Очень поэтично и по смыслу подходяще, но слишком уж мрачно, чтобы читать на похоронах. Поэтому я выбрал две цитаты из прощальной речи Румфорда со страницы 207, те, что начинаются со слов:
«Я не умираю. Просто настало время распрощаться с Солнечной системой…» и «Я всегда буду везде, где побывал раньше».
Когда мы опустили Курта в яму, время приближалось к восьми вечера, но в саду было еще светло и я прочитал нужный текст без всяких затруднений. Потом мы с мистером Питерсоном засыпали могилу землей. Лопат было всего две, поэтому миссис Гриффит нам не помогала, но, по-моему, ей хватило и того, что она просто смотрела, как мы работаем. Закапывать яму гораздо легче, чем выкапывать, и мы справились буквально за несколько минут. Клумба теперь выглядела почти как прежде. Немного погодя мистер Питерсон закурил очередную самокрутку, а миссис Гриффит сказала, что ей очень понравилось то, что я прочитал.
— Это Воннегут, — объяснил я. — Курта назвали в его честь.
— Понятно, — отозвалась миссис Гриффит. — Ты хорошо читал.

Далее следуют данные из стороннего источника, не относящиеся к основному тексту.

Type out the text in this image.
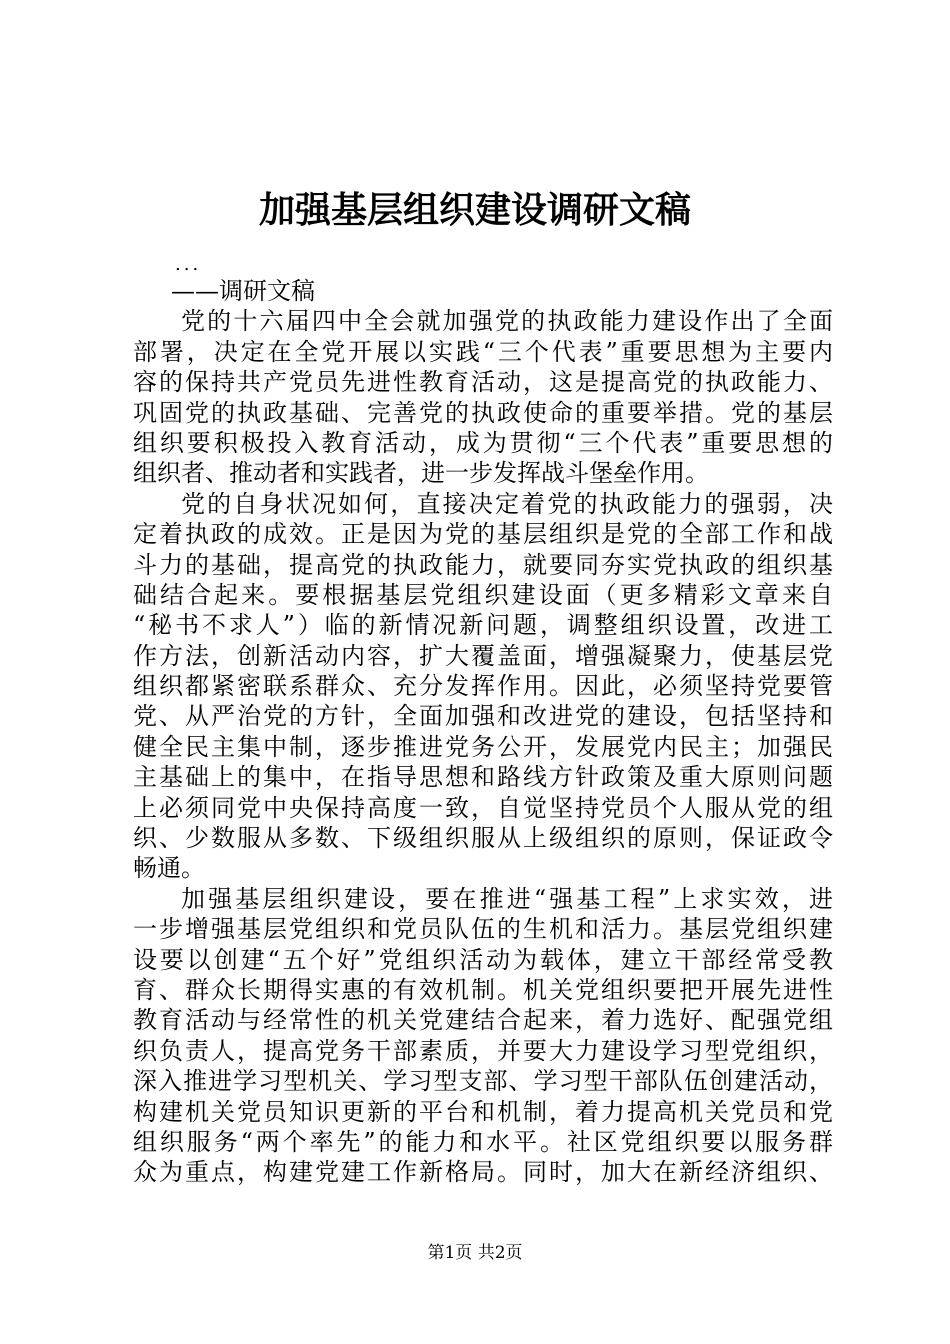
加强基层组织建设调研文稿
...
——调研文稿
党的十六届四中全会就加强党的执政能力建设作出了全面
部署，决定在全党开展以实践“三个代表”重要思想为主要内
容的保持共产党员先进性教育活动，这是提高党的执政能力、
巩固党的执政基础、完善党的执政使命的重要举措。党的基层
组织要积极投入教育活动，成为贯彻“三个代表”重要思想的
组织者、推动者和实践者，进一步发挥战斗堡垒作用。
党的自身状况如何，直接决定着党的执政能力的强弱，决
定着执政的成效。正是因为党的基层组织是党的全部工作和战
斗力的基础，提高党的执政能力，就要同夯实党执政的组织基
础结合起来。要根据基层党组织建设面（更多精彩文章来自
“秘书不求人”）临的新情况新问题，调整组织设置，改进工
作方法，创新活动内容，扩大覆盖面，增强凝聚力，使基层党
组织都紧密联系群众、充分发挥作用。因此，必须坚持党要管
党、从严治党的方针，全面加强和改进党的建设，包括坚持和
健全民主集中制，逐步推进党务公开，发展党内民主；加强民
主基础上的集中，在指导思想和路线方针政策及重大原则问题
上必须同党中央保持高度一致，自觉坚持党员个人服从党的组
织、少数服从多数、下级组织服从上级组织的原则，保证政令
畅通。
加强基层组织建设，要在推进“强基工程”上求实效，进
一步增强基层党组织和党员队伍的生机和活力。基层党组织建
设要以创建“五个好”党组织活动为载体，建立干部经常受教
育、群众长期得实惠的有效机制。机关党组织要把开展先进性
教育活动与经常性的机关党建结合起来，着力选好、配强党组
织负责人，提高党务干部素质，并要大力建设学习型党组织，
深入推进学习型机关、学习型支部、学习型干部队伍创建活动，
构建机关党员知识更新的平台和机制，着力提高机关党员和党
组织服务“两个率先”的能力和水平。社区党组织要以服务群
众为重点，构建党建工作新格局。同时，加大在新经济组织、
第1页 共2页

Позже, когда миссис Гриффит уехала домой, а солнце закатилось за край живой изгороди, окрасив небо в светло-фиолетовый цвет, из дома вышел мистер Питерсон. Он сказал, что мне пора домой, потому что мама будет волноваться.

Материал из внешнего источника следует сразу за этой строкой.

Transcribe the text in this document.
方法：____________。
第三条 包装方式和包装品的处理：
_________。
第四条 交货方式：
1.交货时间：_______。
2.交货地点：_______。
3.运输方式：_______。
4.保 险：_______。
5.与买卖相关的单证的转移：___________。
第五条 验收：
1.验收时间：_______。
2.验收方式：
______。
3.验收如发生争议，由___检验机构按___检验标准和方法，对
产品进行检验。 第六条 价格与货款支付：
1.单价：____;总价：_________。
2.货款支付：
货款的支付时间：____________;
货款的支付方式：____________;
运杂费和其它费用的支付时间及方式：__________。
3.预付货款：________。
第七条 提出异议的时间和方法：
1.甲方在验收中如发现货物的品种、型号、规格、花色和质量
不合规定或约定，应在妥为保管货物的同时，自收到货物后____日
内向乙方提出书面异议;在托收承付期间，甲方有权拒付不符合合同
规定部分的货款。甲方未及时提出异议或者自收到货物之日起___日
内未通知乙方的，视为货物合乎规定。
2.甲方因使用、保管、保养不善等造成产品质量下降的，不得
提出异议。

— Да-да, — кивнул я. — Можно, я еще постою? Я недолго.
— Ладно. Постоять с тобой?
— Да, пожалуйста. Еще чуть-чуть.
Погруженный в свои мысли, я не замечал, как летит время. При этом я не испытывал ни особой подавленности, ни нервного возбуждения — привычных спутников только что пережитого стресса. В саду стояла тишина, небо понемногу темнело, шуршал листьями деревьев ветер. Стоит мне закрыть глаза, понял я, и воображение перенесет меня в лодку, мягко скользящую по синей водной глади, залитой ясным солнечным светом.

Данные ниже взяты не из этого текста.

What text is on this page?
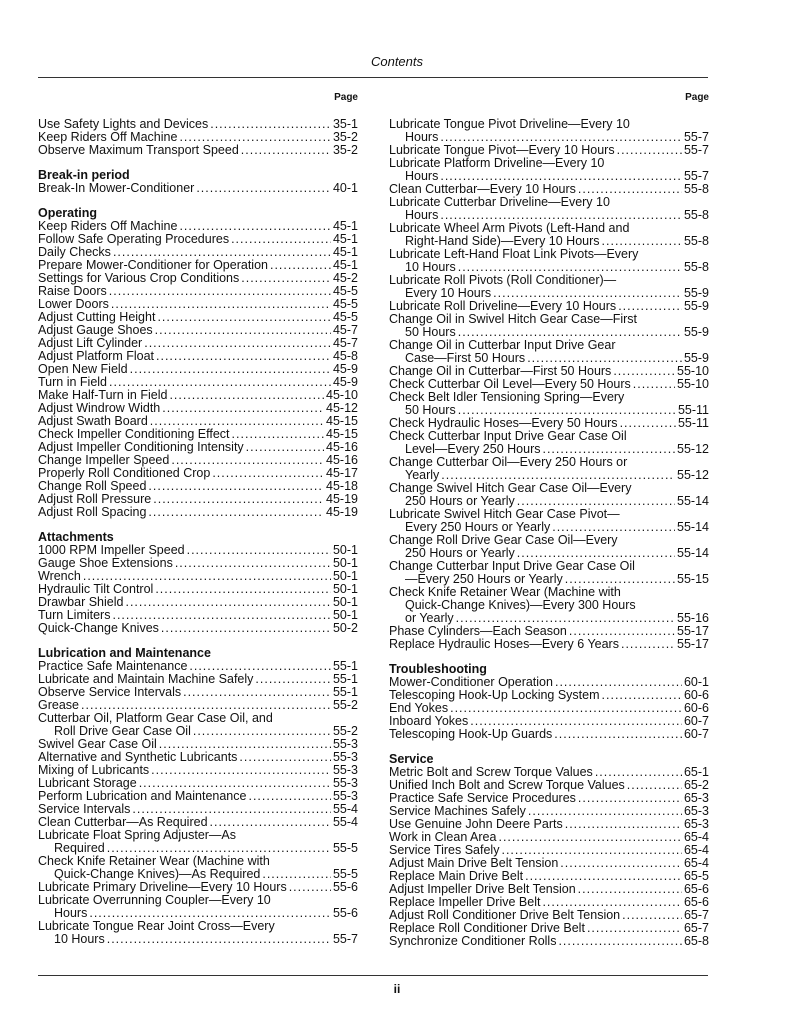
Contents
Page
Use Safety Lights and Devices .....	35-1
Keep Riders Off Machine .....	35-2
Observe Maximum Transport Speed .....	35-2
Break-in period
Break-In Mower-Conditioner .....	40-1
Operating
Keep Riders Off Machine .....	45-1
Follow Safe Operating Procedures .....	45-1
Daily Checks .....	45-1
Prepare Mower-Conditioner for Operation .....	45-1
Settings for Various Crop Conditions .....	45-2
Raise Doors .....	45-5
Lower Doors .....	45-5
Adjust Cutting Height .....	45-5
Adjust Gauge Shoes .....	45-7
Adjust Lift Cylinder .....	45-7
Adjust Platform Float .....	45-8
Open New Field .....	45-9
Turn in Field .....	45-9
Make Half-Turn in Field .....	45-10
Adjust Windrow Width .....	45-12
Adjust Swath Board .....	45-15
Check Impeller Conditioning Effect .....	45-15
Adjust Impeller Conditioning Intensity .....	45-16
Change Impeller Speed .....	45-16
Properly Roll Conditioned Crop .....	45-17
Change Roll Speed .....	45-18
Adjust Roll Pressure .....	45-19
Adjust Roll Spacing .....	45-19
Attachments
1000 RPM Impeller Speed .....	50-1
Gauge Shoe Extensions .....	50-1
Wrench .....	50-1
Hydraulic Tilt Control .....	50-1
Drawbar Shield .....	50-1
Turn Limiters .....	50-1
Quick-Change Knives .....	50-2
Lubrication and Maintenance
Practice Safe Maintenance .....	55-1
Lubricate and Maintain Machine Safely .....	55-1
Observe Service Intervals .....	55-1
Grease .....	55-2
Cutterbar Oil, Platform Gear Case Oil, and
Roll Drive Gear Case Oil .....	55-2
Swivel Gear Case Oil .....	55-3
Alternative and Synthetic Lubricants .....	55-3
Mixing of Lubricants .....	55-3
Lubricant Storage .....	55-3
Perform Lubrication and Maintenance .....	55-3
Service Intervals .....	55-4
Clean Cutterbar—As Required .....	55-4
Lubricate Float Spring Adjuster—As
Required .....	55-5
Check Knife Retainer Wear (Machine with
Quick-Change Knives)—As Required .....	55-5
Lubricate Primary Driveline—Every 10 Hours .....	55-6
Lubricate Overrunning Coupler—Every 10
Hours .....	55-6
Lubricate Tongue Rear Joint Cross—Every
10 Hours .....	55-7
Page
Lubricate Tongue Pivot Driveline—Every 10
Hours .....	55-7
Lubricate Tongue Pivot—Every 10 Hours .....	55-7
Lubricate Platform Driveline—Every 10
Hours .....	55-7
Clean Cutterbar—Every 10 Hours .....	55-8
Lubricate Cutterbar Driveline—Every 10
Hours .....	55-8
Lubricate Wheel Arm Pivots (Left-Hand and
Right-Hand Side)—Every 10 Hours .....	55-8
Lubricate Left-Hand Float Link Pivots—Every
10 Hours .....	55-8
Lubricate Roll Pivots (Roll Conditioner)—
Every 10 Hours .....	55-9
Lubricate Roll Driveline—Every 10 Hours .....	55-9
Change Oil in Swivel Hitch Gear Case—First
50 Hours .....	55-9
Change Oil in Cutterbar Input Drive Gear
Case—First 50 Hours .....	55-9
Change Oil in Cutterbar—First 50 Hours .....	55-10
Check Cutterbar Oil Level—Every 50 Hours .....	55-10
Check Belt Idler Tensioning Spring—Every
50 Hours .....	55-11
Check Hydraulic Hoses—Every 50 Hours .....	55-11
Check Cutterbar Input Drive Gear Case Oil
Level—Every 250 Hours .....	55-12
Change Cutterbar Oil—Every 250 Hours or
Yearly .....	55-12
Change Swivel Hitch Gear Case Oil—Every
250 Hours or Yearly .....	55-14
Lubricate Swivel Hitch Gear Case Pivot—
Every 250 Hours or Yearly .....	55-14
Change Roll Drive Gear Case Oil—Every
250 Hours or Yearly .....	55-14
Change Cutterbar Input Drive Gear Case Oil
—Every 250 Hours or Yearly .....	55-15
Check Knife Retainer Wear (Machine with
Quick-Change Knives)—Every 300 Hours
or Yearly .....	55-16
Phase Cylinders—Each Season .....	55-17
Replace Hydraulic Hoses—Every 6 Years .....	55-17
Troubleshooting
Mower-Conditioner Operation .....	60-1
Telescoping Hook-Up Locking System .....	60-6
End Yokes .....	60-6
Inboard Yokes .....	60-7
Telescoping Hook-Up Guards .....	60-7
Service
Metric Bolt and Screw Torque Values .....	65-1
Unified Inch Bolt and Screw Torque Values .....	65-2
Practice Safe Service Procedures .....	65-3
Service Machines Safely .....	65-3
Use Genuine John Deere Parts .....	65-3
Work in Clean Area .....	65-4
Service Tires Safely .....	65-4
Adjust Main Drive Belt Tension .....	65-4
Replace Main Drive Belt .....	65-5
Adjust Impeller Drive Belt Tension .....	65-6
Replace Impeller Drive Belt .....	65-6
Adjust Roll Conditioner Drive Belt Tension .....	65-7
Replace Roll Conditioner Drive Belt .....	65-7
Synchronize Conditioner Rolls .....	65-8
ii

— Мистер Питерсон? Как вы думаете, что с нами происходит после смерти?
Он внимательно посмотрел на меня, сощурился и ответил:
— Думаю, ничего не происходит.
— Я тоже так думаю.
Раньше я никогда не говорил о таких вещах вслух. Мне даже кажется, я и сам себе впервые признался, что так думаю. Это признание потребовало от меня значительного усилия, но я был рад, что сделал его. Я понимал, что сказал что-то очень важное. После этого мы молча развернулись и пошли к дому.